Gilles Deleuze a analysé l’esthétique d’Ozu dans son ouvrage Cinéma 2 : L’image-temps. Selon lui, l’œuvre de Yasujirō Ozu dans son ensemble « réussit à rendre visibles et sonores le temps et la pensée ». Ainsi, à la question de savoir si le réalisateur japonais est un cinéaste néoréaliste, Deleuze répond que les néoréalistes ne l’ont pas imité, en créant le mouvement, mais l’ont plutôt rejoint. On peut donc rattacher Ozu au néoréalisme, à la condition de se détacher du cadre historique du néoréalisme italien, et de l’entendre comme « s’attachant à rendre des situations optiques et sonores pures ». Si les films d’Ozu empruntent souvent une « forme-ballade », ils ont pour objet la banalité quotidienne, appréhendée dans la vie de famille japonaise. Dans cette banalité du quotidien, les situations optiques pures viennent remplacer « l’image-action » et découvrent des liaisons d’un nouveau type, qui ne sont plus sensori-motrices, mais qui mettent les sens dans un rapport direct avec le temps et la pensée.

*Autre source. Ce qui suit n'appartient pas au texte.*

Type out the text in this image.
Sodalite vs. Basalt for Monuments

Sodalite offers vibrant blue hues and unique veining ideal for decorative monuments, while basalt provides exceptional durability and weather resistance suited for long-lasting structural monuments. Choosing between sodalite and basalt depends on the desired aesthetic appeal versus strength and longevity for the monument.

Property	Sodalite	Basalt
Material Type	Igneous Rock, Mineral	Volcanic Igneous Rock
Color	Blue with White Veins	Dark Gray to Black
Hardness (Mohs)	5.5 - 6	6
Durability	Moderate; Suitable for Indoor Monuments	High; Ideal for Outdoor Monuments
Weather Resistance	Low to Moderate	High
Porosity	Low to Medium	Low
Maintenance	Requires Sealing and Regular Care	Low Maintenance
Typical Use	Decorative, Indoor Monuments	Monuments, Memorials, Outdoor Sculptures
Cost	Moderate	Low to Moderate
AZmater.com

Trois éléments sont importants chez Ozu : la caméra, l’esthétique du vide, et l’esthétique de la nature morte. De plus, l’esthétique d’Ozu a ce trait particulier de mettre en scène le charme triste des choses. C’est un élément important de la culture japonaise en général, et du cinéma d’Ozu en particulier : tout est assez triste, mais est ordinaire et banal, même la mort qui fait l’objet d’un oubli naturel. Les scènes de larmes soudaines sont d’ailleurs intégrées à cet ordinaire : elles ne marquent pas un temps fort ou une action décisive qui s’opposerait aux temps faibles de la vie courante. Il y aurait ainsi une harmonie, une continuité de l’univers, que les hommes viendraient troubler.